I heard some people are using yarn. I use pm pm, we live in a world where there's four different package managers for JavaScript. I have muscle memory, so I stuck with what I was least likely to screw up. I don't really care. We used some features of it, whatever.

So the test runner goes to the browser and clicks stuff. So it does use Playwright. If you have never run it on a given project, you do need to do an npx playwright install, and that will download all the various browsers that Playwright uses, so on and so forth.

This is not my first time in this repo. As you can imagine, I have it installed already. And then you can either create a npm script in your package JSON, or you can do npx test-storybook. And that will do what you think it's doing, except for my failing test for the stupid.

Again, the system works theoretically for my stupid ring in there. But what it will do is also the console logs are a bit much. So let's go handle that at least. I have a little bit of self respect. I know where that one is. Here it is. And let's get rid of that one known failing test for a hot minute.

Cuz that's how you solve failing tests, right? You just delete them, [LAUGH], obviously. So you can see it'll run through, basically, all of the play functions that you have. And again, those could be tested expectations. They could also just be like, you'll click on this thing.

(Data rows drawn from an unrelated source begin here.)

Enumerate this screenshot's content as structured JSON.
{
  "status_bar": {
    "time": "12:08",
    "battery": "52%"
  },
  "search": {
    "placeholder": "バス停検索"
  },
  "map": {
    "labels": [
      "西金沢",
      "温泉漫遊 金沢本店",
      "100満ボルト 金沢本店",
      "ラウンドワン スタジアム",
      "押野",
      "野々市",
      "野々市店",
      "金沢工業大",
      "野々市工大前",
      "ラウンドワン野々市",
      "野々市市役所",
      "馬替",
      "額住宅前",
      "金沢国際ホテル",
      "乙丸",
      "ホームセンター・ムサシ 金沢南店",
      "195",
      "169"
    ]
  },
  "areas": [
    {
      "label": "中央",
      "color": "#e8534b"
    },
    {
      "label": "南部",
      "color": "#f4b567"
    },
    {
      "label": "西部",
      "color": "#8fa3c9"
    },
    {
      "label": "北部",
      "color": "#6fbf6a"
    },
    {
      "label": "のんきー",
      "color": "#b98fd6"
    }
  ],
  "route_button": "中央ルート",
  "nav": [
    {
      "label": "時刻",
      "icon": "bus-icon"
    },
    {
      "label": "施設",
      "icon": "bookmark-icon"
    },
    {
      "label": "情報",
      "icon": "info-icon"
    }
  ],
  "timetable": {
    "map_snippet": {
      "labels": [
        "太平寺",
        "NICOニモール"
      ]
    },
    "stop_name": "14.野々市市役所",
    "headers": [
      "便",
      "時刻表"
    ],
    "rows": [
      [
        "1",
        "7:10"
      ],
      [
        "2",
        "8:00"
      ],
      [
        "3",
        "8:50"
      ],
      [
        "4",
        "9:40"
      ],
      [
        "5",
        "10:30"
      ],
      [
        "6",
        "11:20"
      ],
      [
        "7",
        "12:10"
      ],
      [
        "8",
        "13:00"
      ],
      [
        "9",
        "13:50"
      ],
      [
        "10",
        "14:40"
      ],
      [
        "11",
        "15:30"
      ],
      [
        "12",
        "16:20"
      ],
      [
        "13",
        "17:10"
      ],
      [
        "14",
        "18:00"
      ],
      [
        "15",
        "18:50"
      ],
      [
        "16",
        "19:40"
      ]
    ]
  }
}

If all of a sudden it's not there anymore, that test will fail, right?

And so you can run this in CI/CD. Either I link to it in the course website, but also there's a Github action, you copy, you paste it in there. And so you can run through all these tests. And this is gonna be useful because we can also use it for accessibility audits and other things like that.

But it basically will run through every test, put it in your CI/CD, stop thinking about it. But also being able to do in the browser is nice when you're debugging. So both are good. Use both, it's great. Life is good.